25.03.2011
Erziehung statt Unterhaltung!
Höhere Bildung darf nicht vom Geldbeutel der Eltern abhängig sein! Aus diesem Grundsatz heraus lehnt die NPD ganz entschieden die Einführung von allgemeinen Studiengebühren in Rheinland-Pfälzischen Hochschulen ab.
Ziel der schulischen Ausbildung muss es sein, den jungen Menschen eine möglichst breite Allgemeinbildung für ihren späteren Lebensweg mitzugeben. Eine Veränderung der Zielorientierung und Leistungsanforderung in allen Schultypen, besonders in der Mittel- und Oberstufe, ist zwingend notwendig. Der Verdrängungswettbewerb zwischen den Schülern in der gymnasialen Oberstufe muß beendet werden.

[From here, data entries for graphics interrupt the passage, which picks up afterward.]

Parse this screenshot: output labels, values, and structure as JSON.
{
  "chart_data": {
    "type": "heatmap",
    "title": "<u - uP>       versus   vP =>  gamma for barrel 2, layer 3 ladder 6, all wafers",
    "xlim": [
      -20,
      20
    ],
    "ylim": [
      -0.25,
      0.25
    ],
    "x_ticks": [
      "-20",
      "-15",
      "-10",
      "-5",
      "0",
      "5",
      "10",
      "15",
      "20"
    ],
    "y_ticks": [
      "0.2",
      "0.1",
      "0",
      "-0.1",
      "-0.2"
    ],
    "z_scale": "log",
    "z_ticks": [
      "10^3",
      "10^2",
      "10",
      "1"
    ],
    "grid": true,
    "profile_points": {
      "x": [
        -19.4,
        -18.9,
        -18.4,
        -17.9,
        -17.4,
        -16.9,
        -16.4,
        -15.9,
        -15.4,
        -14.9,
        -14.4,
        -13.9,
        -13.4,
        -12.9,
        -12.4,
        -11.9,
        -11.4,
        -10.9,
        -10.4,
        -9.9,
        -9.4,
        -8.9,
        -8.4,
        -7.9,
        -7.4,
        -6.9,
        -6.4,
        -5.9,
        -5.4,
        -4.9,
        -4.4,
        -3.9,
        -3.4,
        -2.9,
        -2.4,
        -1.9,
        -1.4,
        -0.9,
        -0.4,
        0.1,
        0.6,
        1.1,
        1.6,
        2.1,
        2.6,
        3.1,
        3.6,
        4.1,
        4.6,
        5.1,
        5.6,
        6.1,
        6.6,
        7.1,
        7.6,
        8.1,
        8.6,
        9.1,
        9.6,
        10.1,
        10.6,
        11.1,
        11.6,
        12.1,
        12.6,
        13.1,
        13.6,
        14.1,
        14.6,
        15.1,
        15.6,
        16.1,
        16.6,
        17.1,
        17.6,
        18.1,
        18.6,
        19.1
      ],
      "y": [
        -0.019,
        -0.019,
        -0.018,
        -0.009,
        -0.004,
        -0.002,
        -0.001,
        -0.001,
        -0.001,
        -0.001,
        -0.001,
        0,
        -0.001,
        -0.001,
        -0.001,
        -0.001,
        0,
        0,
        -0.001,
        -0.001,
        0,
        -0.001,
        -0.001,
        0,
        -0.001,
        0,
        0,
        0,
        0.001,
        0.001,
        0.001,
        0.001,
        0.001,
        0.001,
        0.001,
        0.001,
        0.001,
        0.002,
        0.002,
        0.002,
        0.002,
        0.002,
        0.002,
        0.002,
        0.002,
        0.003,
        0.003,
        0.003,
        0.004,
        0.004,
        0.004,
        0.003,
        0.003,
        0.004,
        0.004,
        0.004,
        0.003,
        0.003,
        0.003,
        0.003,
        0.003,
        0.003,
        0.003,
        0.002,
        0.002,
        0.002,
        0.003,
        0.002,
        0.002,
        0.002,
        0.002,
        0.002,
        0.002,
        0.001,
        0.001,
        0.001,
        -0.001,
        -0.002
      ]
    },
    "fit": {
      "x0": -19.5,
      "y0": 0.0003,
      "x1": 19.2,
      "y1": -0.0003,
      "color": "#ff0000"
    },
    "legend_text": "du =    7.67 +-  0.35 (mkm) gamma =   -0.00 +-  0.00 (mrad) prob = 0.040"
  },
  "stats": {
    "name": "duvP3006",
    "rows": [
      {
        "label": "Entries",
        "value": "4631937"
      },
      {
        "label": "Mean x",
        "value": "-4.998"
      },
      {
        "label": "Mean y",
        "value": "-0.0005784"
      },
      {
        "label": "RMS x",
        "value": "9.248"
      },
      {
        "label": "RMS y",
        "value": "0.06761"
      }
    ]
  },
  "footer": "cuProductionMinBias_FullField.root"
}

Eine nationaldemokratische Schulpolitik in Rheinland-Pfalz sieht eine Stärkung der Haupt- und Realschulen als Kernelemente zur Vorbereitung auf eine berufliche Ausbildung vor. Wir Nationaldemokraten lehnen das Konzept der Realschule Plus ab, da dies lernwillige und lernfähige Schüler in ihrer Entwicklung hemmt und der Gleichmacherei Tür und Tor öffnet. Die gymnasiale Oberstufe sollte wieder zu ihrer eigentlichen Aufgabe, der Vorbereitung auf ein Hochschulstudium, zurück kehren. In diesem neuen und differenzierten Schulsystem steht eine breite Allgemeinbildung im Vordergrund der schulischen Ausbildung. Für eine tiefergehende Spezialisierung sind Berufs- und Hochschulen zuständig. Die Vermittlung von Identität, Heimatverbundenheit und Brauchtum muß durch die Fächergruppen Heimatkunde, Ethik sowie Regionale Geschichte und Volkskunde ein Schwerpunkt im Lernen werden. Ebenso gilt es in allen Altersstufen, einen Schwerpunkt der Ausbildung auf die Vermittlung deutscher Sprache, Kultur und Geschichte zu legen. Nur so kann ein Gefühl zur Heimat entwickelt und ein grundlegender Wertewandel vollzogen werden. Im Vordergrund einer ganzheitlichen Schulpolitik steht die Erziehung der jungen Menschen zu verantwortungsbewussten Staatsbürgern. Hingegen haben linke Bildungsreformen Schulen zu unfreiwilligen Unterhaltungsanstalten degradiert.
Daher fordert die NPD:
Deutsche Abschlüsse statt Bologna-Gleichschaltung
Die Globalisierung der Hochschulen durch den Bologna-Prozeß, welcher die Gleichschaltung der europäischen Hochschulen durch die Vereinheitlichung der Studiengänge und Abschlüsse zum Ziel hat, ist aus unserer Sicht abzulehnen. Die NPD fordert die Wiedereinführung der traditionsgemäßen Diplom- und Magisterstudiengänge und die Abschaffung des minderqualifizierenden Bachelorstudiums, durch das die Qualität eines Universitätsabschlusses zur besseren Berufsausbildung verkommt und nichts mehr mit einem Hochschulstudium gemein hat. Wir lehnen desweiteren die Privatisierung des Bildungswesens konsequent ab. Vorrang müssen staatliche Schulen haben, denn Bildung ist eine Gemeinschafts- und somit Staatsaufgabe.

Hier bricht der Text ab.